The other core values — passion, community, and thought leadership — shape the company's approach to employee development, Aijian said. Passion is not limited to passion for work, he added; it’s the concept DeciBio leadership uses to focus their approach to work-life balance. “We want people to be really passionate about their job … but also not have their work come at the expense of their passions outside of the office,” he said. “As long as people are passionate, we think that it reflects that they have a sense of balance.”

To support this balance, employees can work remotely from anywhere in the world for one month each year, and senior employees have the option to do so indefinitely. The firm also offers 17 paid holidays each year, unlimited paid time off, 12 weeks of paid new parent leave and eight weeks of unpaid leave, and four weeks of additional paid pregnancy disability. Employees work three days in the office and two days from home each week.

A large group of men and women gathers on a sunny lawn, most wearing white baseball-style jerseys labeled “DeciBio,” while others are dressed in casual warm-weather clothing. They stand and kneel together, smiling at the camera, with trees and greenery in the background.

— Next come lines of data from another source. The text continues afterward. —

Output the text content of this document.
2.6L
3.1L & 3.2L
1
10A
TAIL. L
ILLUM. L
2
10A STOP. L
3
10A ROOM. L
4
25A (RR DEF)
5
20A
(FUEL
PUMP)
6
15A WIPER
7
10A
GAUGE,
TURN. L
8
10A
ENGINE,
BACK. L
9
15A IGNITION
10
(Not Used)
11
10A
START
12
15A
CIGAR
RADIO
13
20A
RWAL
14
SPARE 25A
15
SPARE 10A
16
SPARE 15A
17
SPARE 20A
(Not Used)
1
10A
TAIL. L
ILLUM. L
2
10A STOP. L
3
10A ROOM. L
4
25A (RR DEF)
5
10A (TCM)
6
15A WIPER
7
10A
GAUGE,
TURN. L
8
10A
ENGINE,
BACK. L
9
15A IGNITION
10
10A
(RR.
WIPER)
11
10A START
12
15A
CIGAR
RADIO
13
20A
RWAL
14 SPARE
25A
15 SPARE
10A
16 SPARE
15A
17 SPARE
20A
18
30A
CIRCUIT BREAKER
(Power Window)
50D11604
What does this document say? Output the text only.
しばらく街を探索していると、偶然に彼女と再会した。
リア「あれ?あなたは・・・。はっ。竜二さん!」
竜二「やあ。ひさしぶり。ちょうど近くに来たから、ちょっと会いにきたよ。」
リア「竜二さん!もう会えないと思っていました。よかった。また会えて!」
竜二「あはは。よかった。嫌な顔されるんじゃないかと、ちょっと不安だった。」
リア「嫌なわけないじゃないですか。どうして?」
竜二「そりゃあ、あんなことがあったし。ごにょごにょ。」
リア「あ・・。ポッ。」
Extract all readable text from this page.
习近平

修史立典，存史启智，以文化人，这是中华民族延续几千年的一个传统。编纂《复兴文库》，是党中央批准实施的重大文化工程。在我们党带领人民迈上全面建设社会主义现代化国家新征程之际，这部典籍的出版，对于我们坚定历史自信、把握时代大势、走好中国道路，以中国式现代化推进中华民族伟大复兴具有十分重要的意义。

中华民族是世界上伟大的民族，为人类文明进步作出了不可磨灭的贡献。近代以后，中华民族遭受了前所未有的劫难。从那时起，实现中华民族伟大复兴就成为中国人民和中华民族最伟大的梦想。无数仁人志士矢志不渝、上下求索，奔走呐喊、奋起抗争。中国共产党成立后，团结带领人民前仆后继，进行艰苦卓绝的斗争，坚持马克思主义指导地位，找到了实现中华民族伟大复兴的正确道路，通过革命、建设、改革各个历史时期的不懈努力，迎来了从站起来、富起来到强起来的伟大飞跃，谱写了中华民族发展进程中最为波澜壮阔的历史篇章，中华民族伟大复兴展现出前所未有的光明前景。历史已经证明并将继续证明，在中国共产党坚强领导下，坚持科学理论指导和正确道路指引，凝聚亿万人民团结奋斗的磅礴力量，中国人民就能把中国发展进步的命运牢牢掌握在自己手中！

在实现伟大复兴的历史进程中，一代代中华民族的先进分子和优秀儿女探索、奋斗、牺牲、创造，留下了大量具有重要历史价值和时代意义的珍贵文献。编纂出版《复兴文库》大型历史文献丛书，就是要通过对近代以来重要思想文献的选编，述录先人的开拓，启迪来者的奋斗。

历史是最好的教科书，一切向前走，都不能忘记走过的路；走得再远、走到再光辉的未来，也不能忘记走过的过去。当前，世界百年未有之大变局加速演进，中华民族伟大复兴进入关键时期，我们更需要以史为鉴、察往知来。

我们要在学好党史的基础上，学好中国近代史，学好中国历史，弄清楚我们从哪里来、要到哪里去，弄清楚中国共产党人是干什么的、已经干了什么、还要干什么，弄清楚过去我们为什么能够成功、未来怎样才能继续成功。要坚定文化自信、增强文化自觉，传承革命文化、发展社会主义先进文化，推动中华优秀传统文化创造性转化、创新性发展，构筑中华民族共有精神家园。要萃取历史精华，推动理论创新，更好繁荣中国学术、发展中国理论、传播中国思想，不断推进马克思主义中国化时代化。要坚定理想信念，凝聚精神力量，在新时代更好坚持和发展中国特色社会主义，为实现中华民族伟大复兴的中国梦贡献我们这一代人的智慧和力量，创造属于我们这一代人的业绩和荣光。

To cultivate community, the company holds an annual company-wide off-site retreat where employees can bond, get face time with the senior team, and develop their skills. The leadership also reports on financials to the employees each quarter, a practice Aijian said gives employees a greater sense of ownership. Every employee is paired with a mentor and can provide formal feedback on more senior colleagues. The firm recently instituted a system by which employees can nominate a team member for a small bonus to recognize a contribution the senior team may not have seen.

Aijian described DeciBio’s approach to diversity as “bottom up.” Regularly checking in with the staff allows the company to reallocate resources from initiatives that have become less important over time. “It allows us to make sure that we don't have biases or blind spots within the leadership, because we're allowing the feedback to percolate up.” Creative recruiting efforts have increased the diversity and caliber of offerees by, among other things, casting as wide a recruiting net as possible, minimizing bias in evaluations, and evaluating candidates for their potential, according to the company, and the leadership team includes members identifying as LGBTQ+, POC, and women.

As for thought leadership, employees are encouraged to develop their own brand early in their careers by writing and publishing their insights online, presenting at conferences, authoring market reports, and working directly with client teams. “We do a good job of building a team that has a shared passion for the life sciences and for healthcare and for making a difference. They’re hyper motivated and very intellectually curious,” Aijian said. “And they’re just genuinely very good, friendly people.”